Data structure for Markov Decision Process

Question

I have implemented the value iteration algorithm for simple Markov decision process Wikipedia in Python. In order to keep the structure (states, actions, transitions, rewards) of the particular Markov process and iterate over it I have used the following data structures:

1. dictionary for states and actions that are available for those states:

   SA = { 'state A': {' action 1', 'action 2', ..}, ...}

2. dictionary for transition probabilities:

   T = {('state A', 'action 1'): {'state B': probability}, ...}

3. dictionary for rewards:

   R = {('state A', 'action 1'): {'state B': reward}, ...} .

My question is: is this the right approach? What are the most suitable data structures (in Python) for MDP?

Answer 1

I implemented Markov Decision Processes in Python before and found the following code useful.

http://aima.cs.berkeley.edu/python/mdp.html

This code is taken from Artificial Intelligence: A Modern Approach by Stuart Russell and Peter Norvig.

Answer 2

Whether a data structure is suitable or not mostly depends on what you do with the data. You mention that you want to iterate over the process, so optimize your data structure for this purpose.

Transitions in Markov processes are often modeled by matrix multiplications. The transition probabilities Pa(s1,s2) and the rewards Ra(s1,s2) could be described by (potentially sparse) matrices Pa and Ra indexed by the states.
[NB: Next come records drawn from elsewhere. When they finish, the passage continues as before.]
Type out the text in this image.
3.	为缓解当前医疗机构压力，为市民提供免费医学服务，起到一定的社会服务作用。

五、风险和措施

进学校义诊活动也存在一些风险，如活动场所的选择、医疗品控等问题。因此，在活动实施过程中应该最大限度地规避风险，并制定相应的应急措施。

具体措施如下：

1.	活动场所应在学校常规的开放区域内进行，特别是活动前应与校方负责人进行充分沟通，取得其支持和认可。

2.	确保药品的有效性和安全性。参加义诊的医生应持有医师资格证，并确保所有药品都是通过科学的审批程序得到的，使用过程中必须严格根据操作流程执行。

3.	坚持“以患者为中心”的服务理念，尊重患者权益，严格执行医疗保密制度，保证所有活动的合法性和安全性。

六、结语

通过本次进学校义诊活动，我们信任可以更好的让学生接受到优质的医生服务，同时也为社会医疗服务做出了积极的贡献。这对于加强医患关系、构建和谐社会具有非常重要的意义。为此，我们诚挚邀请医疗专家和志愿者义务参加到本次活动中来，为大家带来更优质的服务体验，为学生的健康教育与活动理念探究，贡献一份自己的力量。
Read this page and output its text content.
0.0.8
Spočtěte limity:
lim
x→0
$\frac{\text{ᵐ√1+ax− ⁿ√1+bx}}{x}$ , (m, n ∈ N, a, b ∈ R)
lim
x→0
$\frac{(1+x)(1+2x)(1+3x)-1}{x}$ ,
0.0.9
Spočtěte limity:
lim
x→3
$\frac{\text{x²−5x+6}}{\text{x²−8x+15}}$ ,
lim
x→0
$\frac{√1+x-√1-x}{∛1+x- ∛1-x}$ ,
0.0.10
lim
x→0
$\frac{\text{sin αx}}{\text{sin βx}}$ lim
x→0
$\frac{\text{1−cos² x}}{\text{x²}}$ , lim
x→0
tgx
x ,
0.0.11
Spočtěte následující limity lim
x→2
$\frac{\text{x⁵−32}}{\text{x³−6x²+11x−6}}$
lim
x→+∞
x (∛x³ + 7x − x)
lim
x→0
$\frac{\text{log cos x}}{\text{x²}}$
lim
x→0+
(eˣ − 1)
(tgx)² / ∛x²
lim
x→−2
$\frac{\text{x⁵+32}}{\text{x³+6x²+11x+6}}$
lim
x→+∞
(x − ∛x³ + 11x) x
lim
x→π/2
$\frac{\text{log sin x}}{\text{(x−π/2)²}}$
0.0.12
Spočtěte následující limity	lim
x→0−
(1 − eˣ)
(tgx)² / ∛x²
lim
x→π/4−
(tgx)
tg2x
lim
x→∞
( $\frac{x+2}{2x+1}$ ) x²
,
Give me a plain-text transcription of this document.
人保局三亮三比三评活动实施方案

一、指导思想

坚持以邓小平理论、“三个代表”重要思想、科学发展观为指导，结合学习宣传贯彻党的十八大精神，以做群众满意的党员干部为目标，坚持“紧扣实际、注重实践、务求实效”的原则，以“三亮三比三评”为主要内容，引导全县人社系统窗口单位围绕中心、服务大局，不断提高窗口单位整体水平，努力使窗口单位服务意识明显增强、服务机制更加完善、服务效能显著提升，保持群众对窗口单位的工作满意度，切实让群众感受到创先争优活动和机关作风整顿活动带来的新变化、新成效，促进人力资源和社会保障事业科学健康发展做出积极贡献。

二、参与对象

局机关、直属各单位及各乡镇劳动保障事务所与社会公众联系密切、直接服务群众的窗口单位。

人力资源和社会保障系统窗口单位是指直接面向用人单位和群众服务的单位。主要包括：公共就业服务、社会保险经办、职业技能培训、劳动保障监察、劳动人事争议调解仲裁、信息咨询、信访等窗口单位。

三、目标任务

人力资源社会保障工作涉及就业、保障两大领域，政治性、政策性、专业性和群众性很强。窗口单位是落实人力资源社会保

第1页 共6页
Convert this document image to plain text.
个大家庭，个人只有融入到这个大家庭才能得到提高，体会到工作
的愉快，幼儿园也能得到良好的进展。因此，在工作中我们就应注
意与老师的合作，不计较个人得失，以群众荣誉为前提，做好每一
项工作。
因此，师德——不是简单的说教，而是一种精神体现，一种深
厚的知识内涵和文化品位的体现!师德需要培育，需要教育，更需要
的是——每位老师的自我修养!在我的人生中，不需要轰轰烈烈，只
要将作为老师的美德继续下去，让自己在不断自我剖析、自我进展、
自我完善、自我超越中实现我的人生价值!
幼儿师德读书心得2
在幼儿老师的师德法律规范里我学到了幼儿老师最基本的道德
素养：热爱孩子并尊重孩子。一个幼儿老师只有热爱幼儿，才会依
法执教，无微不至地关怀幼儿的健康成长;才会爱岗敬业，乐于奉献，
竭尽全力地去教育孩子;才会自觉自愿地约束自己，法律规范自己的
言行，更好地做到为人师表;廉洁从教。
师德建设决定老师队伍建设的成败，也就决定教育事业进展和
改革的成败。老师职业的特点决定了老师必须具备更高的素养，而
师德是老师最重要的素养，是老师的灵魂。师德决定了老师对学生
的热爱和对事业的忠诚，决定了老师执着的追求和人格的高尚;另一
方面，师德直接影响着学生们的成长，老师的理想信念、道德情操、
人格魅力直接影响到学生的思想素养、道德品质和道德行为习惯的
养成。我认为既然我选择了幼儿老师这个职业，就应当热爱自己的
I think this would have a few advantages:

• If you use numpy arrays for this, indexing will probably be faster than with the dictionaries.
• Also state transitions could then be simply described by matrix multiplication.
• Process simulation with for example roulette wheel selection will be faster and more clearly implemented, since you simply need to pick the corresponding column of the transition matrix.

Answer 3

There is an implementation of MDP with python called pymdptoolbox . It is developed based on the implementation with Matlab called MDPToolbox . Both are worth noting.

Basically, the probability transition matrix is represented as an ( A × S × S ) array , and rewards as an ( S × A ) matrix, where S and A represent number of states and number of actions. The package has some special treatment for sparse matrix as well.